Chaque rue traversée à New-York est un sablier.

          Le choix de cette signalétique n'est pas anodin. On veut nous faire croire qu'il existe un temps objectif parfaitement mesurable. Or, seul compte pour l'homme le temps vécu qui est infiniment subjectif comme l'ont montré chacun à leur façon des Kant, des Bergson et des Proust. A quel réel veut-on nous ramener ? Mais je me trompe sans doute. Cette signalétique est là pour nous rappeler l'urgence de vivre, cette fureur qu'on retient. Oui, le temps nous est compté et il faut le saisir, ériger le ciel, l'espace, s'emplir du monde, du bruit des autres qui le scandent de manière hallucinante. Ambulances, polices, voitures de pompiers hurlent, geignent, miaulent à tous les carrefours et par des pitreries de clowns, dans un tohu-bohu  de cirque, rappellent le cache-cache avec la mort. Sous les plaques grillagées des trottoirs les métros se ruent dans de sourds fracas. Quand on se croit à l'abri du bruit dans les parcs arborés qui longent l'Hudson face au New Jersey, qu'on se surprend à prêter l'oreille au chant des oiseaux, la noria des hélicoptères vrombissant pour les touristes qui veulent voir New-York par le haut nous ramène à la hachure du temps.

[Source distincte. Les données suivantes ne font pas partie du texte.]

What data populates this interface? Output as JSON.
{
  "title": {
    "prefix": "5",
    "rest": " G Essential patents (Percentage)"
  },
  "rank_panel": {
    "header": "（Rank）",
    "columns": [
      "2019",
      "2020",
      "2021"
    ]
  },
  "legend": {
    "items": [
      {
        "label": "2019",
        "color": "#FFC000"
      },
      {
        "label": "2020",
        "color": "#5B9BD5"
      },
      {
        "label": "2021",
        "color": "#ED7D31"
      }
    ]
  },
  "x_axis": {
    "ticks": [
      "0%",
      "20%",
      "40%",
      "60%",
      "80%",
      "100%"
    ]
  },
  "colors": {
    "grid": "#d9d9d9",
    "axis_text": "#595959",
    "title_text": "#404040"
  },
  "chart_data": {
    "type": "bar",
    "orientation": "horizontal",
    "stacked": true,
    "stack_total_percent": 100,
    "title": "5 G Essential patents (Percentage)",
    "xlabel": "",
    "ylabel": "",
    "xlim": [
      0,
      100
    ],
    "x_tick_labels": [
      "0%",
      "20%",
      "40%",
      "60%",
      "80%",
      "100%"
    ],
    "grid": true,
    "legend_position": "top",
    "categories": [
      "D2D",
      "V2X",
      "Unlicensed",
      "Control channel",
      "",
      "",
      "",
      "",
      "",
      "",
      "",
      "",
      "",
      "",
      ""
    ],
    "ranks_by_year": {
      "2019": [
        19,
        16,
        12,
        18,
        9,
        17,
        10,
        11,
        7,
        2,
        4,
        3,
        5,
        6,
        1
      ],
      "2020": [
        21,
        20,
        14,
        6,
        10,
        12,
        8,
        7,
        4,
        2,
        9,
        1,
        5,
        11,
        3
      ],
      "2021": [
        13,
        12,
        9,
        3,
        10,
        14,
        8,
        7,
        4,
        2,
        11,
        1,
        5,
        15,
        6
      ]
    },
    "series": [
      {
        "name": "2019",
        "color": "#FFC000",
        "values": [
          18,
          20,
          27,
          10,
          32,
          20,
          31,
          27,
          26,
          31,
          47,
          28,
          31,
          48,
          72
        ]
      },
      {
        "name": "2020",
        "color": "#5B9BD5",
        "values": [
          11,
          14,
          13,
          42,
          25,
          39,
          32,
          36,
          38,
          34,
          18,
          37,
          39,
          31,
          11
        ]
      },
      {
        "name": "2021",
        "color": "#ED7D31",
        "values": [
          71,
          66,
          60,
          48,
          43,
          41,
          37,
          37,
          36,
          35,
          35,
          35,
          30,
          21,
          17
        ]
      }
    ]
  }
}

        Mais là encore pourquoi s'étonner ? A un espace de papier millimétré hérissé de lignes il serait curieux que le temps en écho ne soit pas celui de l'anti-durée. On vous le hache menu, le temps. On administre aux new-yorkais des piqûres d'instants comme une nouvelle méthadone. Du coup le vertigineux gratte-ciel devient l'équivalent spatial d'un temps syncopé. En dépit de ses apparences éclatées le discontinuum urbain devient un continuum espace-temps harmonieux car dans l'âme la musique habite les new-yorkais. Les saxos ne sont jamais très loin à Washington Square Park. Dans la distorsion sonore des explorations jazzistiques des avant-garde du Stone, cette toute petite salle de spectacle au coin de la 2ième rue et de la 3ième avenue de l'Alphabet City, au milieu des onze musiciens et de leurs instruments qui occupent toute la scène, l'élan spirituel vous prend et dans un concentré de sons ne vous quitte plus. Ce n'est pas un spirituel de contemplation mais d'explosion extatique qui se nourrit du centrifuge et de l'excentrique. Même si New-York ne vit plus de l'explosion créatrice qu'elle a connue dans l'univers déjanté des bars underground et de la culture frivole des années soixante-dix et quatre-vingt, même si certaines atmosphères décadentes dans lesquelles Nans Goldin nous fait entrer par ses photographies appartiennent bien à un passé révolu de la ville, du spirituel sommeille toujours en elle. C'est pourquoi certains ont pu avancer qu'au delà de la ville d'art, New-York, par sa genèse, son inventivité et ses audaces, était en elle-même une oeuvre d'art c'est à dire un délire.